Friday, January 12, 2018

Fire and Fury: Inside the Trump White House, by Michael Wolff

Michael Wolff’s book on the first year of the Trump presidency, Fire and Fury: Inside the Trump White House, reals like a gossip-laden tell-all book.  There are no notes, no documentation of sources or of people interviewed.  Wolff recounts conversations verbatim, but it’s often not clear how he came to possess verbatim records of conversations.  Was he present for some of them? Sometimes he was, but he never makes that clear.  Was he relying on second-hand accounts? It’s not clear.
In a book such as this one, which argues that the first year of Trump’s administration was a time of extreme disorganization and chaos in the White House, of alternating periods of disinterest and anger on the part of the President, which calls into question the president’s competency and even his sanity, there is a need for a firm base of credibility: of sources, interviews, and so on.  It’s likely, of course, Wolff would never have gotten many of his sources to talk to him on the record.  My sense is that although many of the individuals details in this book may be wrong, wholly or partially, its general outline of the first year is basically correct. 
Steve Bannon is clearly the source for much of the book.  He is quoted throughout, and his growing dissatisfaction with the direction of the Trump presidency, especially with Jared Kushner and Ivanka Trump Kushner (who together convinced the president to fire Bannon) motivated him to provide negative information to Wolff about the Trump Presidency.  Of course, deep shadows were already in evidence.

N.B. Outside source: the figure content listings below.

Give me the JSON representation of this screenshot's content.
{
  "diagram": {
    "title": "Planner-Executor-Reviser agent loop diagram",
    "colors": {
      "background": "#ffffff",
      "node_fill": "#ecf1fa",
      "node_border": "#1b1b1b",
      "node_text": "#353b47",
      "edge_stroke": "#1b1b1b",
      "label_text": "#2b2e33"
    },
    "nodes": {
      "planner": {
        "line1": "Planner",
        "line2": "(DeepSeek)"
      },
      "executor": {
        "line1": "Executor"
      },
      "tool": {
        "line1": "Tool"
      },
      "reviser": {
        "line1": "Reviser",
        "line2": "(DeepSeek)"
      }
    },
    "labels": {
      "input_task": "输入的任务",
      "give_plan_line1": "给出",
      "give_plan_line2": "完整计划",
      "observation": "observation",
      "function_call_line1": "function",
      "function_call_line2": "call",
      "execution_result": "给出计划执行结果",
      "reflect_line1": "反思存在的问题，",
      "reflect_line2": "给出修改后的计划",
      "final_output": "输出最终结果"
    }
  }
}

In Wolff’s telling, internecine rivalries, inexperience, jealousy, self-interest, and other factors led to chaos in the Trump White House.  Jared and Ivanka (whom Wolff labels as refers to jointly as Jarvanka) contend against Reince Priebus and Steve Bannon for the president’s ear and confidence.  Because, according to Wolff, no one in the Trump campaign expected him to win the election, no one prepared for the transition.  There had been little if any vetting of people who might be appointed to the cabinet or other offices.  Trump mainly thought in terms of appointing friends or people he liked or who liked him.  He never understood, or maybe cared about, the lies told by Michael Flynn that led to his dismissal.  Details, statistics, policy discussions bored him.  He was inconsistent and often uncontrolled in his public statements, whether they came in speeches or Twitter posts.  Wolff quotes at length a speech Trump gave to the CIA early in his presidency in which he departed from his prepared remarks: it is the most incredibly incoherent, wild, and irrational statement by any president I have ever read.
A book which calls into question the legitimacy of an American president ought to be better documented and should not contribute to the epidemic of fake news that has flooded the American consciousness.